The homeless military veteran and former paramedic brought a suit against the couple.
Lawyers representing Bobbitt said he had received about $75,000, while Badway claimed his clients had turned over about $200,000.
Last week Badway said that none of the $400,000 remains.
‘Johnny Will Be Made Whole’
Online fundraising site GoFundMe announced on Sept 6. that Bobbitt would get all the money from the online campaign.
The Philadelphia Inquirer reported that Bobby Whithorne, director of North America communications for GoFundMe, said in a statement: “Johnny will be made whole, and we’re committing that he’ll get the balance of the funds that he has not yet received or benefited from.

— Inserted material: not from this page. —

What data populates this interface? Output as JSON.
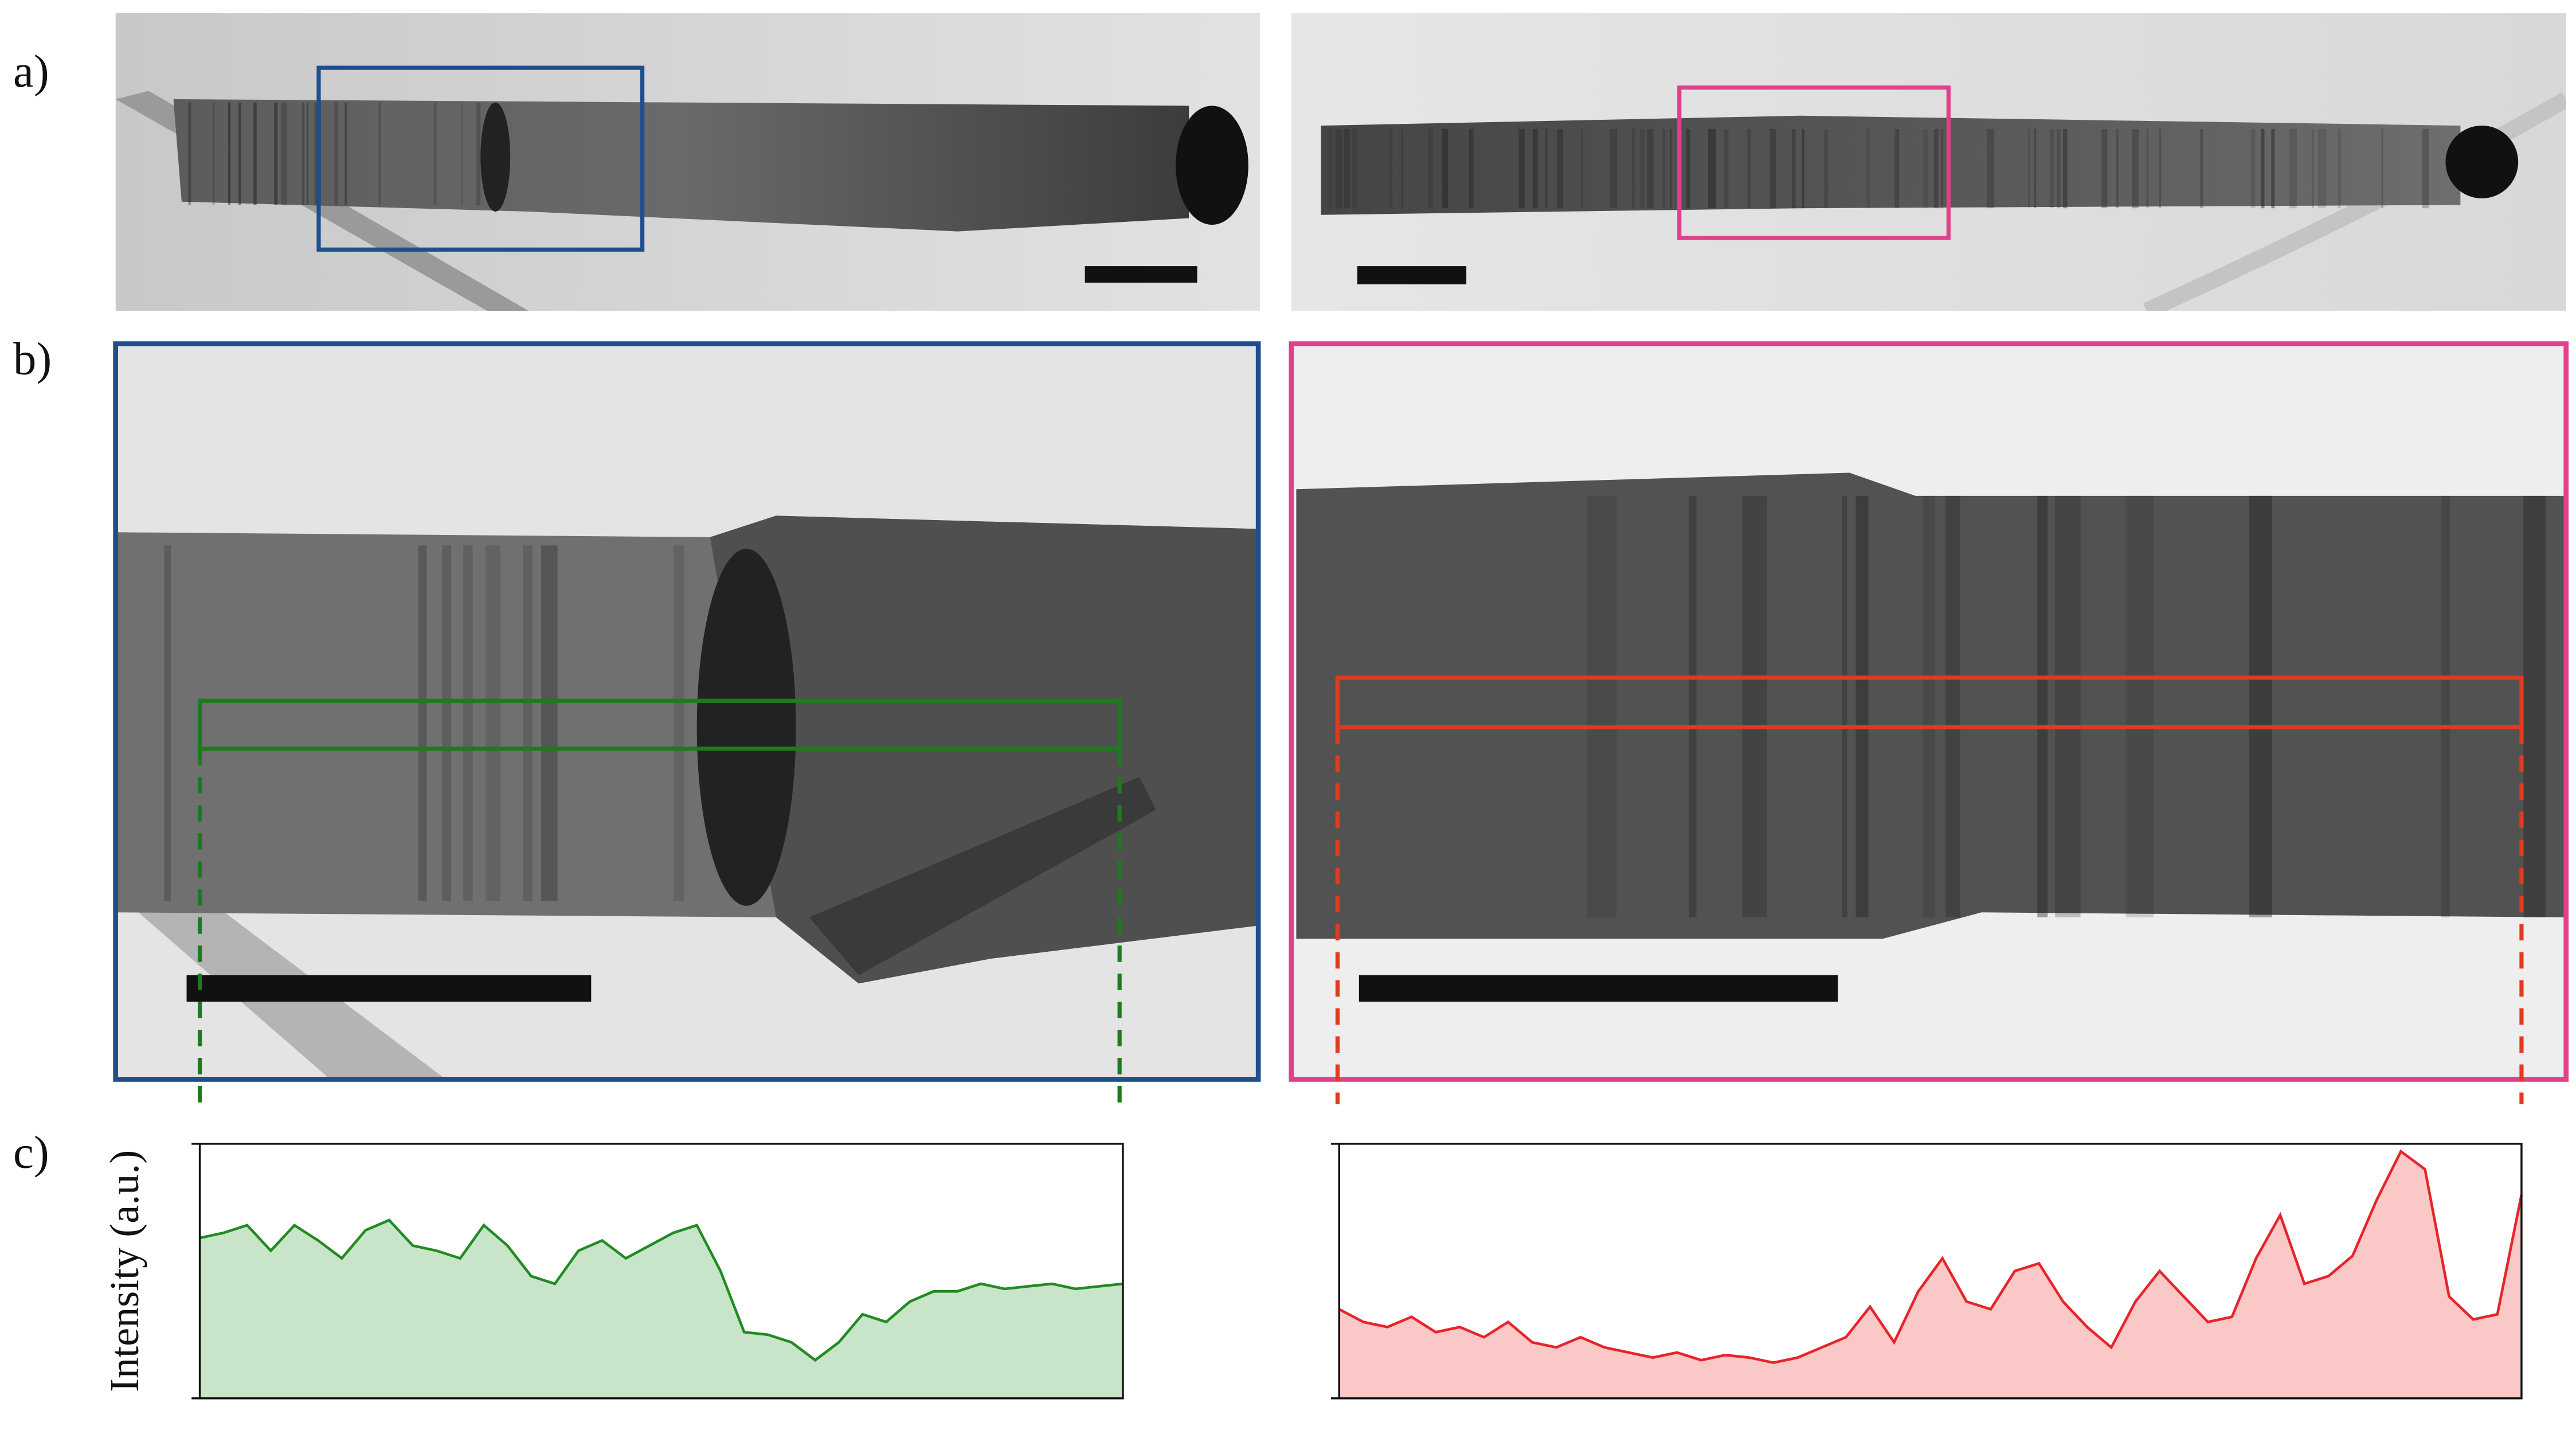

GoFundMe’s goal has always been to ensure Johnny gets [the] support he deserves.”
GoFundMe will also refund donors too, waiving a 30-day restriction that would have applied to the 10-month-old campaign.
“This is an extremely rare situation, and we are working with law enforcement officials to get Johnny the money raised on his behalf, which means the 30-day policy does not apply in this case,” Whithorne said in a statement issued on Sept. 6, reported the Inquirer.
What Happened to the Money?
The couple denies allegations of mismanagement, saying they were reluctant to give Bobbitt such a large sum of money out of fear he would buy drugs.
According to the New York Post, Bobbitt’s lawyer, Jacqueline Promislo, said the couple started spending the money right after they deposited the online donations meant for Bobbitt into their bank account last fall.
“They went on shopping sprees,’ Promislo said. “[Bobbitt] tells me they had a Louis Vuitton bag and Chanel sunglasses, a new iPhone 10.”
Investigators executed a search warrant on Sept. 6 at the home of D’Amico and McClure, and could be seen removing a black BMW on the back of a flatbed truck.
“From what I can see, the GoFundMe account raised $402,000 and GoFundMe charged a fee of approximately $30,000,” Bobbitt’s lawyer Chris Fallon told CNN on Aug. 25. “Mark D’Amico and Katelyn McClure gave Johnny about $75,000. There should be close to another $300,000 available to Johnny.”
McClure said on the GoFundMe page that the money would be used to buy Bobbitt a house and truck, and the rest would be placed in two trusts—one that would let him “collect a small ‘salary’ each year” and another for his retirement.
Promislo said that it will be possible to say what happened to the money only once an investigation has run its course.
“Until we have a forensic accountant go through it, I can’t say that they spent his money,” said Promislo. “But now that they say there is no money, where did it go?”